We opened the interview up by asking Patricia how she first learned of Katie Davis Majors, the American woman who is known for her New York Times best selling book, Kisses From Katie, where she details how she came to take in 14 Ugandan girls in the town of Jinja, Uganda. Ms. Musanje explained that she had been researching the adoption process in Uganda. While searching for videos on Youtube, she happened across a video that CNN featured about an American couple who had found themselves in the middle of an unethical adoption.

After finding the story detailing how a Mother was tricked into giving her child up for adoption, Patricia found an article about a 22-year-old American woman had ‘adopted’ 13 children here in Uganda. Initially, this seemed to give her hope. Surely if a foreign national was able to come and successfully complete the adoption process of multiple children, she and her husband, Ugandan born nationals, would have no trouble completing the adoption process of one child in need of a loving home.

Ms. Musanje would soon find that this was not the case.

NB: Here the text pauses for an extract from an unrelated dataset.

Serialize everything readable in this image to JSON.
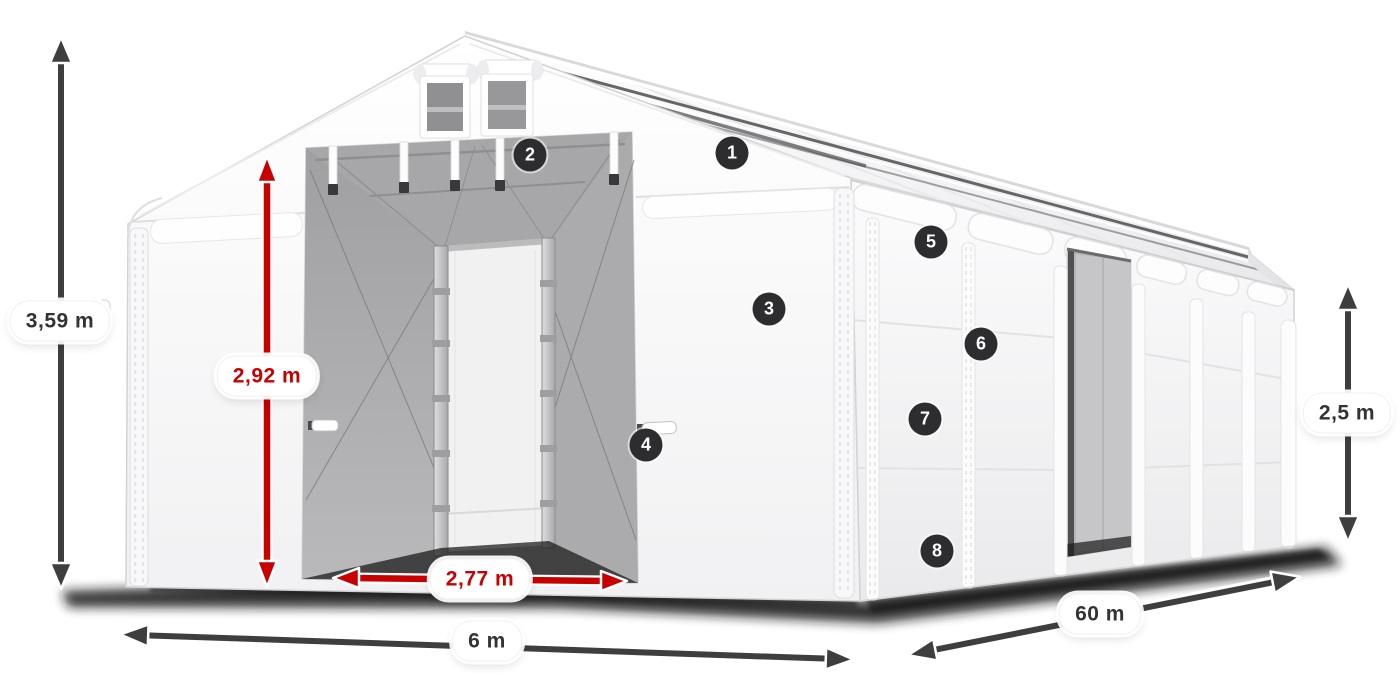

It is a common misconception that Ugandans do not want to adopt and that is why we need people from outside to meet the needs of our children. This is far from true. It is this false sense of urgency of foreign nationals to swoop in and ‘rescue’ that bypasses all of the capable Ugandan families willing to open their homes and hearts to orphaned and vulnerable children.

This mindset is not limited to white westerners. While researching the best way to move forward with the adoption process, Patricia was met with comments from Ugandan authorities explaining, “We want these kids to be adopted by white families. It is the white families that can provide for them a better life”. This very mindset, held by foreign nationals and Ugandans alike, has allowed for an 18 year old American girl to adopt 13 children in a foreign country while a 23-year old, married Ugandan woman with more than adequate finances has struggled to even begin the process of adoption.

After reaching out to multiple babies homes, including Amani Baby Cottage in Jinja, Patricia became discouraged. Time after time her inquiries were ignored or she was turned down. When we asked if this had discouraged Ms. Musanje from pursuing adoption, she answered confidently that she has not given up the fight. She has now hired a lawyer and is speaking with a Babies Home in Kampala about beginning the adoption process.

Children being adopted by foreign nationals are often treated like trophies, fetishized for their dark complexion and exotic birth countries. The ‘parents’ are praised for saving them from the inevitably dismal future they would have surely faced if they remained in their home country. International adoption and transracial adoption are glamorized while the very problematic realities are ignored. Children are being torn from their heritage and it is being communicated that white families are preferred over families that could preserve the child’s culture, language and nationality.

While the reality has long been painted that orphanages and adoption by foreign nationals are the only option for Uganda’s most vulnerable children, there are a number of organizations working to challenge this narrative. You can find more information by researching and following the work of Child’s i FoundationAbide Family Center and Reunite Uganda.

We cannot afford to continue supporting this reality where an 18 year old American is considered a better option to raise Ugandan children than a financially stable, married, Ugandan couple. We can do better and we must.